A quarter point cut by the Federal Reserve in interest rates would normally give Wall Street a boost. Today expectations of a half-point are running so high that anything less could plunge the market into the doldrums. The Federal Reserve chairman, Mr Alan Greenspan, is expected to announce the US central bank's decision at 7.15 this evening, Irish time, after two day's deliberation on how best to stave off a recession.

The case for an aggressive rate cut was strengthened by a report yesterday that consumer pessimism in the United States was rampant. A key monthly index of consumer confidence fell in January to its lowest level in more than four years.

"Consumers' increasing pessimism about the short-term outlook has sent the expectations index into territory normally seen prior to a recession," said Mr Lynn Franco, director of the Conference Board, a New York-based research group which compiled the data.

Most economists are unanimous that the interest rate cut will be half a percentage point. "It's a done deal," said Mr David Wyss, chief economist for Standard & Poor.

READ MORE

"When Alan Greenspan says growth is near zero, it means the Fed believes they need to do more," said Mr Bruce Steinberg, chief economist of Merrill Lynch.

The stock and corporate bond markets have stabilised since Mr Greenspan abruptly lowered the benchmark federal funds rate from 6.5 per cent to 6 per cent on January 3rd. This led some experts to sound a note of caution about further big cuts.

The federal reserve chairman "won't have to move aggressively", said Mr Irwin Kellner, chief economist for CBS MarketWatch He argued that tax cuts planned by President George W Bush "will do some of the Fed's work" in reviving growth.

However, Mr Greenspan and the seven Federal Reserve governors who must approve any rate change will have to consider whether the markets have stabilised simply because a further half point rate cut has already been factored in - and the damage which could result from not meeting expectations.

The Fed chairman set the hare running when he told the US Senate budget committee last week that the economy had almost ground to a halt. "Indeed we are probably very close to zero at this particular moment," he said. He indicated that there was scope for a rate cut as inflation was "exceptionally well contained". The US inflation rate has fallen since peaking at 3.7 per cent in June.

The Federal Reserve has not varied interest rates by a whole decimal point in one month since 1984. Before the January 3rd reduction, Mr Greenspan had raised interest rates six time to their highest level in 15 years.

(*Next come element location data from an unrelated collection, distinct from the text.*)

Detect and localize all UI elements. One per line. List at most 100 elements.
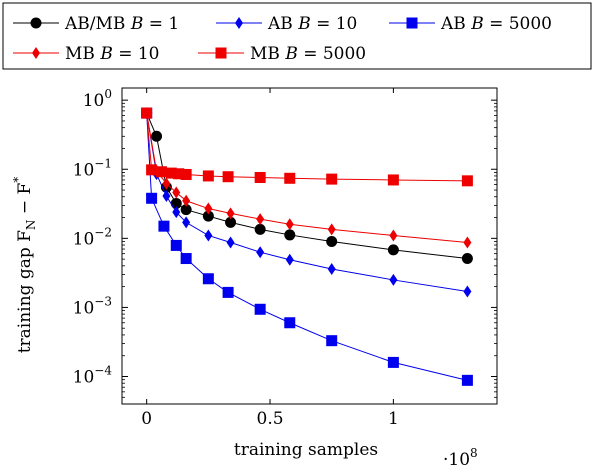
legend-label: MB B = 5000 [250,44,366,64]
legend-label-value: = 5000 [298,44,366,64]
y-tick-base: 10 [73,229,95,249]
legend-label-value: = 5000 [484,14,552,34]
series-layer [141,107,473,386]
data-point [202,210,214,222]
data-point [327,223,336,236]
legend-label-var: B [284,44,298,64]
data-point [204,202,213,215]
data-point [254,223,266,235]
data-point [170,197,182,209]
data-point [254,303,266,315]
data-point [180,253,192,265]
y-tick-base: 10 [73,298,95,318]
data-point [146,164,158,176]
data-point [204,229,213,242]
legend-label-value: = 10 [311,14,358,34]
data-point [326,335,338,347]
legend-marker [215,47,227,59]
data-point [327,262,336,275]
data-point [202,273,214,285]
x-tick-label: 0 [141,409,152,429]
data-point [155,166,167,178]
data-point [463,285,472,298]
legend-item: MB B = 5000 [198,44,366,64]
data-point [256,246,265,259]
data-point [158,220,170,232]
legend-label: AB B = 5000 [440,14,552,34]
x-tick-label: 0.5 [257,409,284,429]
legend-label-value: = 10 [113,44,160,64]
legend-label-prefix: AB [267,14,298,34]
x-multiplier: ·108 [443,446,478,470]
data-point [182,194,191,207]
data-point [151,130,163,142]
data-point [170,239,182,251]
y-label-minus: − F [15,183,35,220]
legend-label: AB/MB B = 1 [64,14,179,34]
legend-label-var: B [297,14,311,34]
plot-frame [121,87,498,405]
legend-label-var: B [130,14,144,34]
legend-item: AB B = 10 [216,14,357,34]
data-point [182,216,191,229]
legend-item: AB B = 5000 [389,14,552,34]
data-point [461,253,473,265]
data-point [284,317,296,329]
legend-label-var: B [470,14,484,34]
data-point [226,207,235,220]
data-point [326,173,338,185]
series-line [146,113,468,381]
y-tick-exp: 0 [104,87,112,101]
legend-label: AB B = 10 [267,14,357,34]
data-point [226,236,235,249]
legend-marker [406,17,418,29]
x-tick-label: 1 [388,409,399,429]
data-point [141,107,153,119]
legend-label-prefix: MB [250,44,285,64]
data-point [222,286,234,298]
y-label-main: training gap F [15,230,35,353]
y-tick-exp: −3 [94,294,112,308]
legend-frame [2,2,592,70]
y-tick-exp: −1 [94,156,112,170]
legend-label: MB B = 10 [65,44,160,64]
data-point [389,273,398,286]
series-line [146,113,468,292]
y-tick-label: 10−4 [73,364,113,388]
legend-item: AB/MB B = 1 [13,14,179,34]
data-point [387,174,399,186]
series-line [146,112,468,260]
data-point [389,229,398,242]
data-point [461,374,473,386]
y-axis-label: training gap FN − F* [11,177,38,354]
data-point [256,213,265,226]
x-multiplier-base: ·10 [443,450,470,470]
data-point [284,172,296,184]
legend-label-prefix: AB/MB [64,14,131,34]
data-point [162,177,171,190]
legend-label-prefix: MB [65,44,100,64]
legend-item: MB B = 10 [13,44,160,64]
data-point [222,171,234,183]
y-tick-base: 10 [73,160,95,180]
x-axis-label: training samples [234,440,378,460]
data-point [326,235,338,247]
y-tick-label: 10−3 [73,294,112,318]
legend-label-value: = 1 [143,14,179,34]
series-0 [141,107,473,265]
data-point [202,170,214,182]
x-multiplier-exp: 8 [470,446,478,460]
y-tick-label: 100 [83,87,112,111]
data-point [172,206,181,219]
y-tick-label: 10−1 [73,156,112,180]
y-tick-exp: −4 [94,364,112,378]
legend-label-prefix: AB [440,14,471,34]
data-point [146,192,158,204]
y-label-sub: N [24,220,38,231]
series-3 [142,107,472,249]
series-line [146,113,468,244]
series-line [146,113,468,182]
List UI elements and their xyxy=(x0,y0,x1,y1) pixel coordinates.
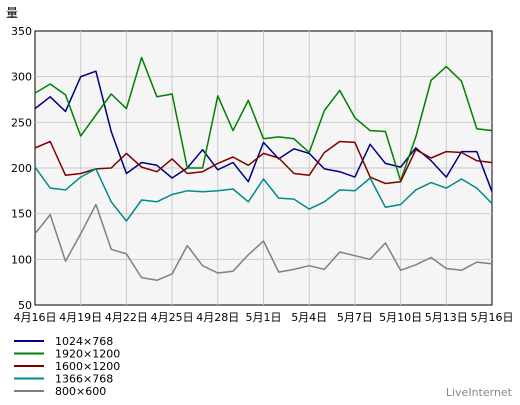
series-line xyxy=(34,140,493,185)
x-tick-label: 5月7日 xyxy=(337,311,373,324)
x-tick-label: 4月25日 xyxy=(151,311,194,324)
legend-label: 1600×1200 xyxy=(55,360,120,373)
series-line xyxy=(34,203,493,282)
x-tick-label: 4月28日 xyxy=(196,311,239,324)
x-tick-label: 5月13日 xyxy=(425,311,468,324)
brand-label: LiveInternet xyxy=(446,386,513,399)
y-ticks: 50 100 150 200 250 300 350 xyxy=(11,25,32,312)
legend-label: 1920×1200 xyxy=(55,348,120,361)
y-tick-label: 200 xyxy=(11,162,32,175)
legend-label: 1024×768 xyxy=(55,335,113,348)
y-tick-label: 300 xyxy=(11,71,32,84)
y-tick-label: 250 xyxy=(11,116,32,129)
y-tick-label: 50 xyxy=(18,299,32,312)
y-tick-label: 150 xyxy=(11,208,32,221)
y-axis-label: 量 xyxy=(6,6,18,20)
x-tick-label: 5月1日 xyxy=(246,311,282,324)
series-line xyxy=(34,70,493,192)
series-lines xyxy=(34,56,493,282)
y-tick-label: 350 xyxy=(11,25,32,38)
legend: 1024×7681920×12001600×12001366×768800×60… xyxy=(14,335,120,398)
x-tick-label: 5月10日 xyxy=(379,311,422,324)
legend-label: 1366×768 xyxy=(55,373,113,386)
grid xyxy=(35,31,492,305)
x-tick-label: 5月4日 xyxy=(291,311,327,324)
legend-label: 800×600 xyxy=(55,385,106,398)
series-line xyxy=(34,56,493,182)
x-tick-label: 4月16日 xyxy=(14,311,57,324)
x-tick-label: 4月22日 xyxy=(105,311,148,324)
x-ticks: 4月16日 4月19日 4月22日 4月25日 4月28日 5月1日 5月4日 5月7日 5月1… xyxy=(14,311,514,324)
x-tick-label: 5月16日 xyxy=(471,311,514,324)
series-line xyxy=(34,166,493,222)
y-tick-label: 100 xyxy=(11,253,32,266)
x-tick-label: 4月19日 xyxy=(59,311,102,324)
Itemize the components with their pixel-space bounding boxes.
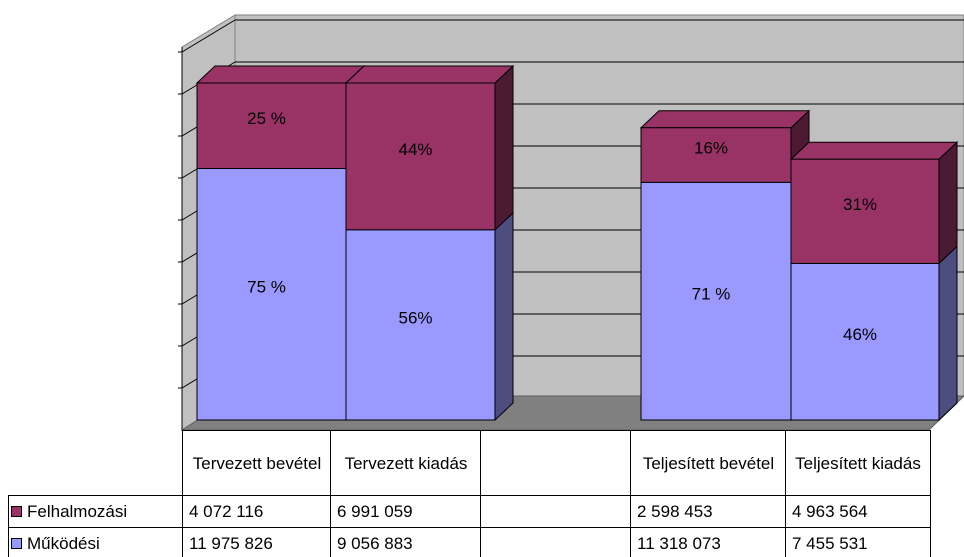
table-value: 11 975 826	[182, 527, 331, 557]
data-label: 46%	[843, 325, 877, 344]
bar	[790, 262, 940, 421]
table-header: Teljesített bevétel	[630, 430, 786, 495]
cell-text: 4 963 564	[792, 502, 868, 521]
data-label: 31%	[843, 195, 877, 214]
data-label: 56%	[398, 308, 432, 327]
table-value: 2 598 453	[630, 495, 786, 528]
data-label: 71 %	[692, 285, 731, 304]
cell-text: Teljesített bevétel	[642, 453, 775, 473]
data-label: 75 %	[247, 278, 286, 297]
bar	[640, 181, 792, 421]
bar	[345, 229, 496, 421]
table-header: Teljesített kiadás	[785, 430, 931, 495]
data-label: 25 %	[247, 109, 286, 128]
table-value: 11 318 073	[630, 527, 786, 557]
bar	[790, 158, 940, 264]
bar	[196, 82, 347, 170]
legend-label: Felhalmozási	[27, 502, 128, 521]
cell-text: Teljesített kiadás	[795, 453, 921, 473]
cell-text: 11 318 073	[637, 534, 721, 553]
table-value: 9 056 883	[330, 527, 481, 557]
legend-entry: Működési	[8, 527, 183, 557]
cell-text: 2 598 453	[637, 502, 713, 521]
bar	[345, 82, 496, 231]
table-header	[480, 430, 631, 495]
table-value: 4 072 116	[182, 495, 331, 528]
legend-label: Működési	[27, 534, 100, 553]
cell-text: 11 975 826	[189, 534, 273, 553]
table-value	[480, 495, 631, 528]
legend-key	[11, 538, 22, 549]
cell-text: Tervezett bevétel	[192, 453, 322, 473]
table-value: 7 455 531	[785, 527, 931, 557]
cell-text: 7 455 531	[792, 534, 868, 553]
bar	[196, 168, 347, 421]
table-header: Tervezett bevétel	[182, 430, 331, 495]
legend-entry: Felhalmozási	[8, 495, 183, 528]
cell-text: Tervezett kiadás	[344, 453, 468, 473]
data-label: 44%	[398, 140, 432, 159]
cell-text: 4 072 116	[189, 502, 264, 521]
cell-text: 6 991 059	[337, 502, 413, 521]
legend-key	[11, 506, 22, 517]
bar	[640, 127, 792, 183]
table-value	[480, 527, 631, 557]
table-value: 4 963 564	[785, 495, 931, 528]
table-header: Tervezett kiadás	[330, 430, 481, 495]
cell-text: 9 056 883	[337, 534, 413, 553]
grid-line	[181, 19, 236, 53]
table-value: 6 991 059	[330, 495, 481, 528]
data-label: 16%	[694, 139, 728, 158]
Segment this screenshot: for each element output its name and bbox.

Many of the key indicators being studied by the bankers in the vast marble Federal Reserve HQ on Washington's Constitution Avenue, show where the economy has been, not where it is going. One of these is growth data for the fourth quarter of last year, due to be released today.

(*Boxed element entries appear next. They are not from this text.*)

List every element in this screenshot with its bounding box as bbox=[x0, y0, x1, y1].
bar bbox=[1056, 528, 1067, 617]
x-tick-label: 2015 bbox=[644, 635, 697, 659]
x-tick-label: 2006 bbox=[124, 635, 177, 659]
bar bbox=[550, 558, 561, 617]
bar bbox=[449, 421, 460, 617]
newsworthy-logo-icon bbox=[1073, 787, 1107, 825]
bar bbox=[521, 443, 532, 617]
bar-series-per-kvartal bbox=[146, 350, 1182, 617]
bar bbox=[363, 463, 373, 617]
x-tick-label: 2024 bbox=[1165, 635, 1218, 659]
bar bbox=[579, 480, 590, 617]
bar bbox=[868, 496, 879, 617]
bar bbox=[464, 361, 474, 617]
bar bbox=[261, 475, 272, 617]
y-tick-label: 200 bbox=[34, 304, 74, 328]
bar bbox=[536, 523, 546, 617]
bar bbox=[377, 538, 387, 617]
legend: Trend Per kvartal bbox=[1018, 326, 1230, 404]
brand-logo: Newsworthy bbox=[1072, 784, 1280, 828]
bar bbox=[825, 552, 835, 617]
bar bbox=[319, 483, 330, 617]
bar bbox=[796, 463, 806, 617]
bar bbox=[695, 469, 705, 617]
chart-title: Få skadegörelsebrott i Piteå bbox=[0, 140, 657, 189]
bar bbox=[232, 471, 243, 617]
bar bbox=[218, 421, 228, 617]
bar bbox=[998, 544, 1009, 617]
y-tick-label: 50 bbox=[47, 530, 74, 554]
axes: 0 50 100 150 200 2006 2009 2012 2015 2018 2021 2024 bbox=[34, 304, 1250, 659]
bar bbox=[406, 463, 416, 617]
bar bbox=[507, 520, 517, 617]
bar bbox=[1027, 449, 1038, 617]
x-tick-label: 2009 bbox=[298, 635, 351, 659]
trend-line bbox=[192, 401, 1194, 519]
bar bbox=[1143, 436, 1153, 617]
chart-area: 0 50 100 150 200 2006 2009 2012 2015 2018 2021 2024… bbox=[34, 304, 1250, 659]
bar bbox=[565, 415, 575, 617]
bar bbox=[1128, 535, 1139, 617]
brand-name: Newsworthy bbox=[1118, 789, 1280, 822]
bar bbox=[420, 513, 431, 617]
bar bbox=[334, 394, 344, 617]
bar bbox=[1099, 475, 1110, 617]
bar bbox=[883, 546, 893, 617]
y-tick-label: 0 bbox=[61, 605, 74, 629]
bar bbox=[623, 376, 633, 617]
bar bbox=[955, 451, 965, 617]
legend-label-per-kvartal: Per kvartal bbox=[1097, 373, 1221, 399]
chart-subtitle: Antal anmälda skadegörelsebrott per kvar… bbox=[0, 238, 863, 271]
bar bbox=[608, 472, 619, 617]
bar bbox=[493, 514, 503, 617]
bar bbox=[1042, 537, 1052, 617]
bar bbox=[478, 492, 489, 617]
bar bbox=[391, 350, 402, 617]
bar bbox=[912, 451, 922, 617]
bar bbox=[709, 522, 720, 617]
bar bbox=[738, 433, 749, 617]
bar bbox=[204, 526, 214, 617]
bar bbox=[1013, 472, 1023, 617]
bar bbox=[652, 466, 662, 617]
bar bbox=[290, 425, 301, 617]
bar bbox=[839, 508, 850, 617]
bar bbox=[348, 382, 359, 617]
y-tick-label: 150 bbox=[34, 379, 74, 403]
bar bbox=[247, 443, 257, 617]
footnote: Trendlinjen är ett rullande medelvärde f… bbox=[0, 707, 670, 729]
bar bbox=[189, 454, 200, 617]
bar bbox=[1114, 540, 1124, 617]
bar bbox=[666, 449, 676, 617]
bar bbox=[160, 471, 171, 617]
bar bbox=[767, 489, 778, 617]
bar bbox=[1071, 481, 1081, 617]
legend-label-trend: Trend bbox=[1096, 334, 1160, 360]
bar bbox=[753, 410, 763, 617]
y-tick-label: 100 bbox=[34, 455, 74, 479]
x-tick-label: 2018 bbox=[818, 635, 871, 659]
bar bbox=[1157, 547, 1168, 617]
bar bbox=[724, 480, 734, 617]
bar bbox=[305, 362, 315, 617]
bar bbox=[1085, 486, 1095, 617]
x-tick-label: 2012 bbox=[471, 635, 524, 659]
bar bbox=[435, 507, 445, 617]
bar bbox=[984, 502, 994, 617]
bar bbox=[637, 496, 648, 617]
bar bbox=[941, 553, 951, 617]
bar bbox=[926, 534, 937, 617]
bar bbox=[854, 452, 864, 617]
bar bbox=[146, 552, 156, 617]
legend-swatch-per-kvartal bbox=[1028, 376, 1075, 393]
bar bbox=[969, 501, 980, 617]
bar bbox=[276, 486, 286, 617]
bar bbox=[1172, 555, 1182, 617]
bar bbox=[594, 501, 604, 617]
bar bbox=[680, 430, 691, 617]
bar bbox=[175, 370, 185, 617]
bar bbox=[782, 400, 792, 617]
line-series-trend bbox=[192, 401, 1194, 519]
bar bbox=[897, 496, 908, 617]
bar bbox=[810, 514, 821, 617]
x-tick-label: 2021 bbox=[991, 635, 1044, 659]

The economy grew at 2.2 per cent in the third quarter, down from 5.6 per cent in the April-June period and growth is predicted at 2 per cent for the October-December period.

There are many indications that the economy is continuing to slow down. Production in US industry is falling. Business inventories are piling up, with the inventory-to-sales ratio in November the highest in 18 months. The manufacturing sector has shrunk for five straight months to December. Lay-offs by big corporations have been mounting, the latest being Chrysler's plan to downsize its workforce by 26,000 over three years.

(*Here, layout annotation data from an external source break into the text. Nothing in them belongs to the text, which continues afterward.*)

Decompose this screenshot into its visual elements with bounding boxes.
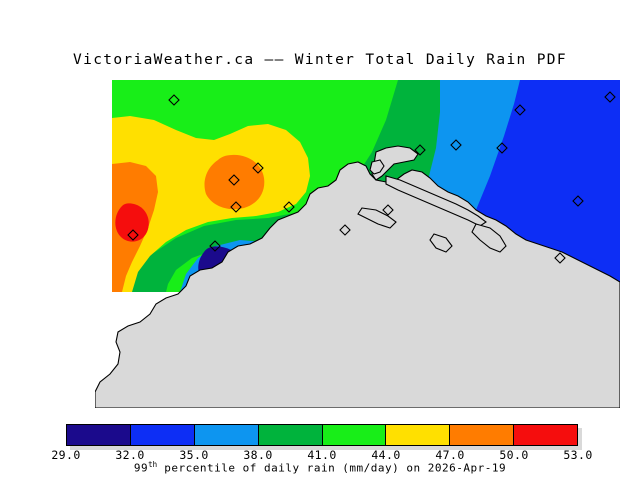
colorbar-band-41-44 xyxy=(322,425,387,445)
land-bay-inlet xyxy=(471,223,507,253)
colorbar-tick-44.0: 44.0 xyxy=(371,448,401,462)
percentile-number: 99 xyxy=(133,461,149,475)
landmass-layer xyxy=(95,145,620,408)
colorbar-tick-32.0: 32.0 xyxy=(115,448,145,462)
land-islet-c xyxy=(429,233,453,253)
land-peninsula-north xyxy=(371,145,419,181)
land-islet-a xyxy=(369,159,385,175)
station-marker xyxy=(496,142,508,154)
land-islet-b xyxy=(357,207,397,229)
station-marker xyxy=(339,224,351,236)
station-marker xyxy=(252,162,264,174)
colorbar-band-29-32 xyxy=(67,425,131,445)
station-marker xyxy=(450,139,462,151)
land-mainland-south xyxy=(95,161,620,408)
colorbar-band-35-38 xyxy=(194,425,259,445)
colorbar-tick-53.0: 53.0 xyxy=(563,448,593,462)
station-marker xyxy=(209,240,221,252)
colorbar-axis-label: 99th percentile of daily rain (mm/day) o… xyxy=(0,460,640,475)
station-marker xyxy=(127,229,139,241)
station-marker xyxy=(554,252,566,264)
station-marker xyxy=(572,195,584,207)
colorbar-tick-47.0: 47.0 xyxy=(435,448,465,462)
colorbar-tick-labels: 29.0 32.0 35.0 38.0 41.0 44.0 47.0 50.0 53.0 xyxy=(0,448,640,462)
figure-title: VictoriaWeather.ca —— Winter Total Daily… xyxy=(73,52,567,68)
colorbar-band-50-53 xyxy=(514,425,577,445)
band-50-53-core xyxy=(115,203,149,242)
band-44-47 xyxy=(112,116,310,292)
colorbar-band-38-41 xyxy=(258,425,323,445)
band-47-50-central xyxy=(204,154,265,210)
station-markers xyxy=(127,91,616,264)
station-marker xyxy=(228,174,240,186)
station-marker xyxy=(230,201,242,213)
station-marker xyxy=(283,201,295,213)
colorbar xyxy=(66,424,582,450)
colorbar-band-44-47 xyxy=(386,425,451,445)
colorbar-band-47-50 xyxy=(450,425,515,445)
station-marker xyxy=(168,94,180,106)
colorbar-label-text: percentile of daily rain (mm/day) on 202… xyxy=(157,461,507,475)
colorbar-tick-50.0: 50.0 xyxy=(499,448,529,462)
colorbar-tick-29.0: 29.0 xyxy=(51,448,81,462)
station-marker xyxy=(604,91,616,103)
colorbar-tick-38.0: 38.0 xyxy=(243,448,273,462)
station-marker xyxy=(414,144,426,156)
colorbar-tick-41.0: 41.0 xyxy=(307,448,337,462)
percentile-ordinal-suffix: th xyxy=(148,460,158,469)
contour-map xyxy=(95,80,620,408)
colorbar-band-32-35 xyxy=(130,425,195,445)
colorbar-swatches xyxy=(66,424,578,446)
station-marker xyxy=(382,204,394,216)
station-marker xyxy=(514,104,526,116)
colorbar-tick-35.0: 35.0 xyxy=(179,448,209,462)
land-spit-central xyxy=(385,175,487,227)
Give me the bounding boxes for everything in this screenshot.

Against that, the unemployment rate in December was, at 4 per cent, just fractionally above the 30-year record low of 3.9 per cent in October. US executives still complain that they cannot find enough qualified staff. And, while home sales have fallen, the property market has not collapsed. Weekly surveys of chain store sales have also shown a slight improvement after a sluggish last quarter.

A steep fall in consumer sentiment is nevertheless a red light for growth. Consumer spending accounts for two-thirds of US economic activity. A collapse in consumer confidence preceded the recessions of the 1980s and early 1990s.

The Conference Board said yesterday its monthly index of confidence fell for a fourth straight month in January to 114.4, well below the 124.2 economists had forecast and its lowest since December 1996 - though not so low it said as to suggest an outright recession.

Mr Greenspan has identified consumer confidence as a key to determining if a rapidly slowing economy will unravel further. He told the Senate budget committee: "The critical issue we need to address is whether that degree of contraction is enough to breach the fabric of consumer confidence. At the moment it is not.

"Consumers' assessment of current business and labour market conditions, while declining, does not yet suggest the economy has completely run out of steam," Mr Franco said.

The meeting of the Federal Open Market Committee, comprising governors and presidents of the Fed's regional banks, began its closed door meeting yesterday morning.

The Federal Reserve's rate revision is likely to be followed by a similar cut in US commercial banks' prime lending rate, the benchmark for millions of personal and business loans, standing now at 9 per cent. Lowering the cost of borrowing would stimulate business investment and consumer spending.